From the article This seems to defeat the purpose of having a home DC charger for your EV - IMO. It was revealed not too long ago that when (for example) Tesla charges above 20 kW, an algorithm records the count - so that once the traction pack receives a certain # of charges - & the level is >20kw - (tesla won't say whether that's 100,000 miles, 150,000 miles, or just the number of total >20kw charges) all future Max charge rates drops. So - your max charge rate will no longer be 100KW, or 150KW, or 250KW. Apparently this is a prophylactic strategy that ensures that traction pack capacity will endure for a long long time, & that's a good motive, but it should be brought forth in the boilerplate, rather than discovering it after the fact... & then, discovering that the manufacturer doesn't even want to acknowledge it - until hard-pressed. All that to say, why not bump up the product to 20kw. I guess it's because cost would more than likely double. .
Maybe, but not by much.

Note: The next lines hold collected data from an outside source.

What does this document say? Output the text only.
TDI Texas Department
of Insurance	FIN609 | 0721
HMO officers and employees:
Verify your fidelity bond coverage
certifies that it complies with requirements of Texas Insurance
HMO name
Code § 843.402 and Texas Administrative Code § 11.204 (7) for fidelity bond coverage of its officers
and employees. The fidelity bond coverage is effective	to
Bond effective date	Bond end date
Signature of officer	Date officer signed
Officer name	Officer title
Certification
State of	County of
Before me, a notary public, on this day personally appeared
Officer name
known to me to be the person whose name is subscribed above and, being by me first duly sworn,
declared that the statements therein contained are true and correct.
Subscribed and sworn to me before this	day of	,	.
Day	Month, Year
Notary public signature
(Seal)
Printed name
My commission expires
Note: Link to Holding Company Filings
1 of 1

I just had a quick look, and it looks like it's rated at 7.4kW. Here's a 7.7kW grid-tie solar inverter for $1,600: SMA Sunny Boy US-41 SunSpec Inverters | altE But this device is bi-directional so it's more complicated (it has to have a battery charge control system as well, and bi-directional power flow through the power stage). Perhaps $2-3k in volume but $4k in low-volume seems pretty reasonable to me.
Okay, that context helps me see the value a bit better. I appreciate that you're taking the time to make it easier to understand. While I do work in a technical field I'm generally expected to take the power for granted and do things with it. On the other hand I also maintain the family beach cottage, electrified since 1949 yet never grid-connected. I helped my dad add PV in 1987. I've seen many iterations of home-scale offgrid and directly worked with bits of it for our bespoke electrical system over the years so it's not completely unfamiliar to me, I just don't get to see the same scope or scale you deal with.
Similar units have been available in Japan going back to at least the PiP. The converted yen prices were twice as much as this one is suppose to cost, at best. One of those units would have been needed for a Mirai to power a home, which likely why that ability didn't become available here. It is a Level 1 DC charger. You don't need Level 2 DC charging(formerly Level 3) for charging at home.
certainly true - for many. 7kW charge speed is adequate. Even so, there are quite a few folks who purchase quicker on board chargers. The fastest on-board Chargers for tesla, are 80 amps. Our Model X was ordered with a 72 amp on board unit. 7kW's speed on a 100kWh pack could represent as long as 14hrs of charging. .
If you have a 300 mile round-trip commute every day, 7kW might not be enough. If I had a 300 mile round-trip commute every day, I think I'd use the 240V source to get myself out of that commute.